Here you can learn about how criminal justice degrees can serve as an entry point to many traditional and non-traditional careers in both the private and public sector, and about the different areas of study that can help you develop the knowledge and skills you need to succeed in your chosen profession.

Associate’s Degree in Criminal Justice

If you are looking for a criminal justice program with introductory to intermediate level instruction that will put you an immediate path to a career in criminal justice, an associate degree from a community college or vocational school may be the best place to start. An associate’s degree is the preferred option for students who want to establish a basic foundation and learn the introductory skills they need to enter the workforce quickly, and inexpensively, or would like to earn credits that they can apply later to the pursuit of a bachelor’s degree program.

Most associate degree programs require two-years or 60 credit hours and include curriculum covering topics such as introduction to criminal justice, law enforcement procedures, and the foundations of corrections. Additional coursework may touch on the administration of criminal justice, juvenile delinquency, legal and criminal procedures, and basic psychology studies without examining advanced concepts and theories.

Potential career paths for individuals who have an associate degree include but are not limited to correctional officers, police officers, security guards, private investigators, and forensic science technicians.
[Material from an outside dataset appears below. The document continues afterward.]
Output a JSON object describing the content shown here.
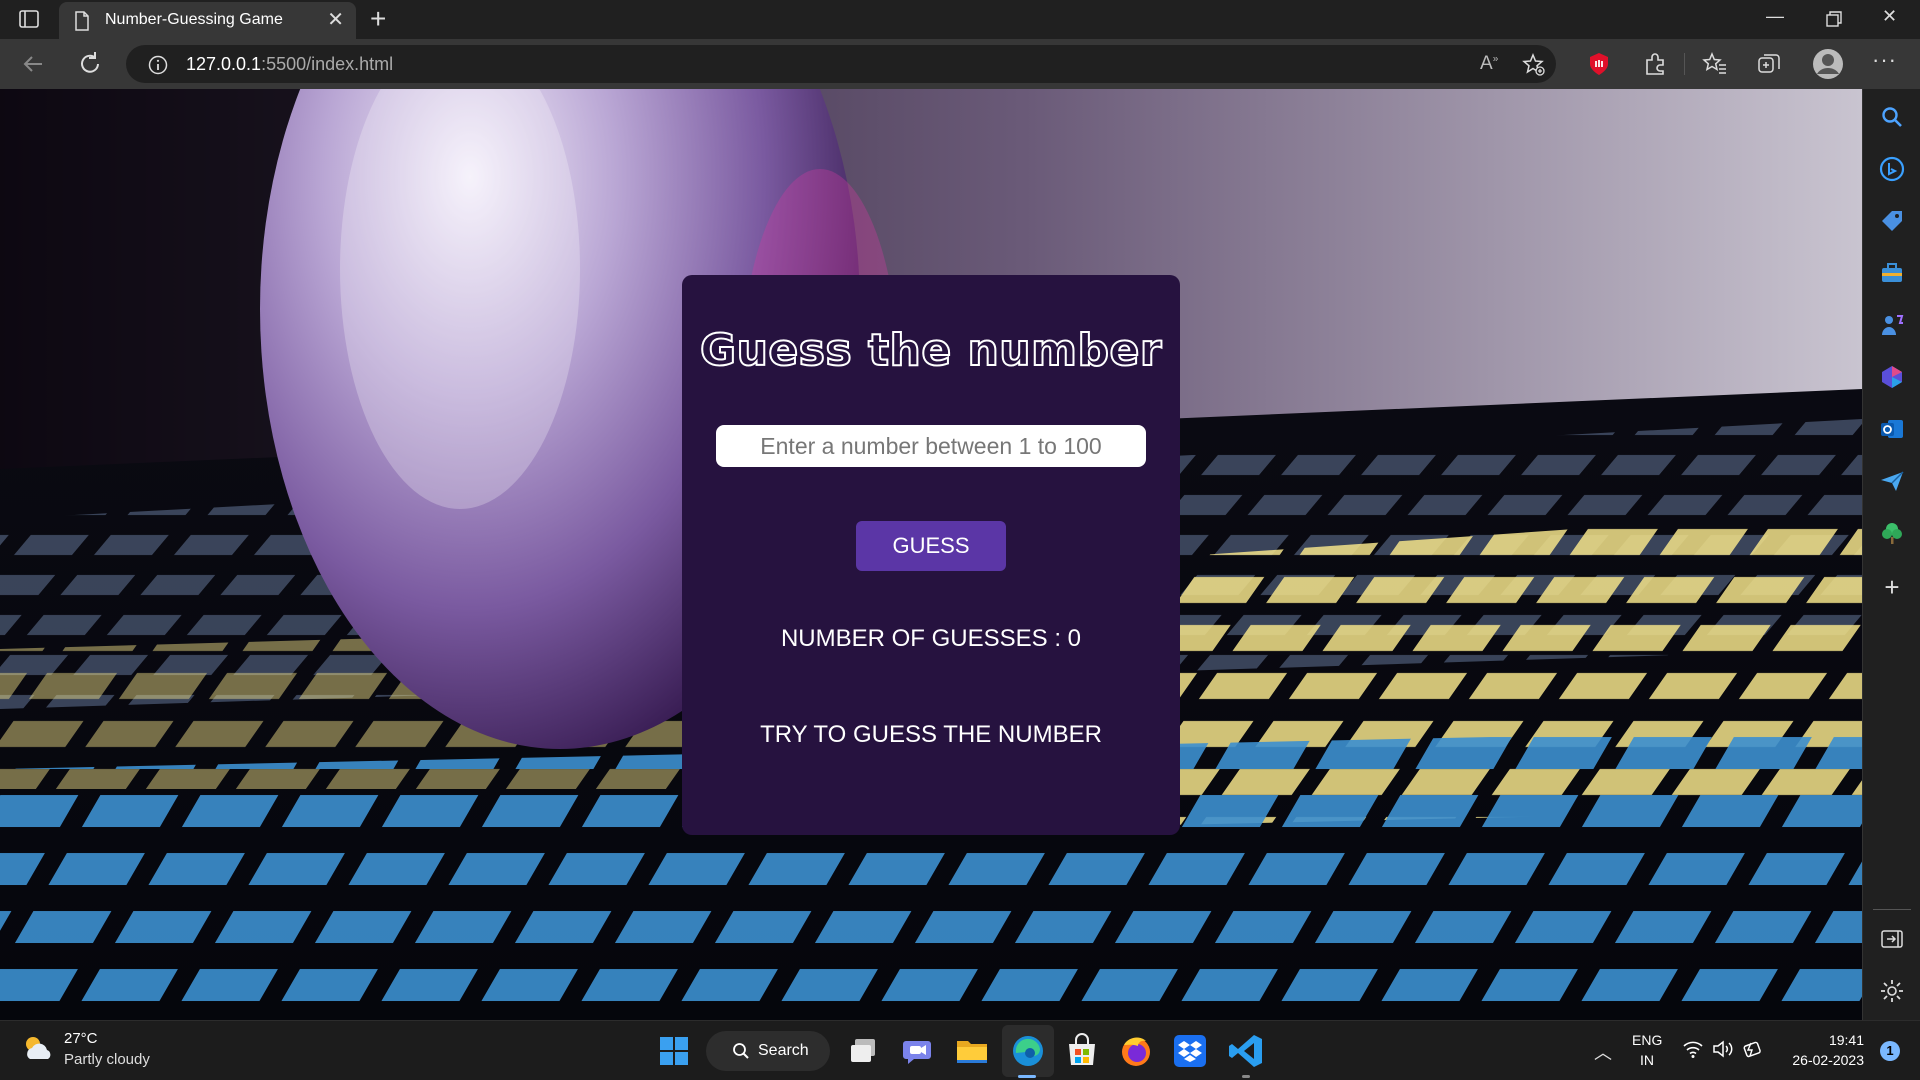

Bachelor’s Degree in Criminal Justice

A bachelor of arts degree in criminal justice is four-year degree granted by a college or university, which is designed to equip students with a broad understanding of the criminal justice system. Students who earn a bachelor’s degree at a traditional university, or an online bachelor’s degree from a distance education provider, learn about the foundations of the law, theories of criminal behavior, criminology, standards of professional responsibility, forensic science, criminal and forensic research techniques, the history of policing in America, current law enforcement trends, how the corrections system works, and how the U.S. court system functions.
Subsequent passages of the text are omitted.